I am regressing a count variable (adverse consequences) against a continuous predictor variable between 0 and 1 where all values are beween 0 and 0.5 (blood alcohol.
I am using a hierarchical negative binomial regression and thus the regression estimates are log-count. I would like to express the relationship between the predictor and the outcome as a rate-ratio, and usually would exponentiate the estimate to say something like 'an increase of 1 unit of the predictor leads to an x-unit increase in the likelihood of an adverse event occurring'.
Here is the output of the glmmADMB model:
Estimate Std. Error z value Pr(>|z|)
(Intercept) -1.236837 0.092043 -13.43760 3.640743e-41
EstimatedBAC 10.318858 0.428410 24.08641 3.470139e-128
So for each one-unit increase in blood alcohol the expected increase in the log-count of the number of adverse consequences increase by ten.

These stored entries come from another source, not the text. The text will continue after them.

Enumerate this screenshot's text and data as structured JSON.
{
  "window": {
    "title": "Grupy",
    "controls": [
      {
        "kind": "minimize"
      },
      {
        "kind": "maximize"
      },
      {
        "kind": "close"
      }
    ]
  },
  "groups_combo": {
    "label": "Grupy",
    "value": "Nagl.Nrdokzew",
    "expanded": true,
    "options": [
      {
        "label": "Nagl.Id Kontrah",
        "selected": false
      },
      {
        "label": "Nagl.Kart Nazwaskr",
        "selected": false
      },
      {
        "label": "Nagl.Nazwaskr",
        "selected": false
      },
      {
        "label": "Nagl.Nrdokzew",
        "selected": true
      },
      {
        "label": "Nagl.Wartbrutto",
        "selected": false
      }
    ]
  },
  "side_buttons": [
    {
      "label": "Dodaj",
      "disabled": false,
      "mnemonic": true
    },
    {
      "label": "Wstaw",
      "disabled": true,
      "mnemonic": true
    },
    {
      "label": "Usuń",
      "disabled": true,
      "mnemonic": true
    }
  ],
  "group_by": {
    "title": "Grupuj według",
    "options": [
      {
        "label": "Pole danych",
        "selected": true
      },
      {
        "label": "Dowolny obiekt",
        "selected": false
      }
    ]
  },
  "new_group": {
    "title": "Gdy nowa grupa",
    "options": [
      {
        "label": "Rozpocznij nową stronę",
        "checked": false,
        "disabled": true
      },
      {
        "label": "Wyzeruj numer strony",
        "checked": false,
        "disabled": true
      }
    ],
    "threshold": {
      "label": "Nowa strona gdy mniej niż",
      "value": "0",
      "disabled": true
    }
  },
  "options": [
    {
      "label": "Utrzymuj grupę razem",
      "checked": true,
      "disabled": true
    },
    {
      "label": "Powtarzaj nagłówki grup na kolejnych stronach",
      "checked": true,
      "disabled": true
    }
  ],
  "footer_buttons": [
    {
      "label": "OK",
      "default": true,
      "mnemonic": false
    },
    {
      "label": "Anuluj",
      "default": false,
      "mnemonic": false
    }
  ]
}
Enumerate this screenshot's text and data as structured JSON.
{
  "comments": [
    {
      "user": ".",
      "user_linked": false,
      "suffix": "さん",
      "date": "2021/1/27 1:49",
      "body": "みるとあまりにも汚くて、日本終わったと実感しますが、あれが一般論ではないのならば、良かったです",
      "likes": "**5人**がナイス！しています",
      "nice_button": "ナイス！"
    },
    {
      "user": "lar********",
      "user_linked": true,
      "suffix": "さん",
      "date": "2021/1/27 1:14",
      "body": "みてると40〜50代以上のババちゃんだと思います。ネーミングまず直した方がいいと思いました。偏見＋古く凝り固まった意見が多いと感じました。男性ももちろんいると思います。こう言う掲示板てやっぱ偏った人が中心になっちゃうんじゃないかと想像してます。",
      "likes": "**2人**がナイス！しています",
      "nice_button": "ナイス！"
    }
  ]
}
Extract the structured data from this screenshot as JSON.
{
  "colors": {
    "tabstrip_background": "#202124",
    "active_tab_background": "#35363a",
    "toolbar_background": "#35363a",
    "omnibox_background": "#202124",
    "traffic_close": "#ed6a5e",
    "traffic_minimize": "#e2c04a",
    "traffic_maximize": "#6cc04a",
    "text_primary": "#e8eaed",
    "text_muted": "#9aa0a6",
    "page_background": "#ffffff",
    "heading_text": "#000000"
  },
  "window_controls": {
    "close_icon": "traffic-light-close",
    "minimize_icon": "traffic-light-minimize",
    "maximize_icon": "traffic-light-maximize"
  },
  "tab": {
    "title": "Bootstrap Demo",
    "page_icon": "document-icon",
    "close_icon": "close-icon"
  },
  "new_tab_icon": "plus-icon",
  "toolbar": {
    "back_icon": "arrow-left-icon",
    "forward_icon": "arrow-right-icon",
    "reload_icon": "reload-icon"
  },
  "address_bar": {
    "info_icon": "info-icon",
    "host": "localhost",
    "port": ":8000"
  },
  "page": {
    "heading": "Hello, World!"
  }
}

However in this case because the predictor is blood-alcohol level it doesn't make sense to talk of a 1-unit increase in x because a blood-alcohol value of 1 is blood that is actually just ethanol!
The exponent of this log-count is 30,299. So does that mean that for every 1% increase in blood-alcohol concentration the chances of having an adverse events increase by 302.99 times?
I don't know what I am required to do so that the regression coefficient can be expressed in a more intuitive way, or am I expressing the statement in the previous paragraph correctly? I have looked around CV and the web and haven't been able to find an answer that matches my problem.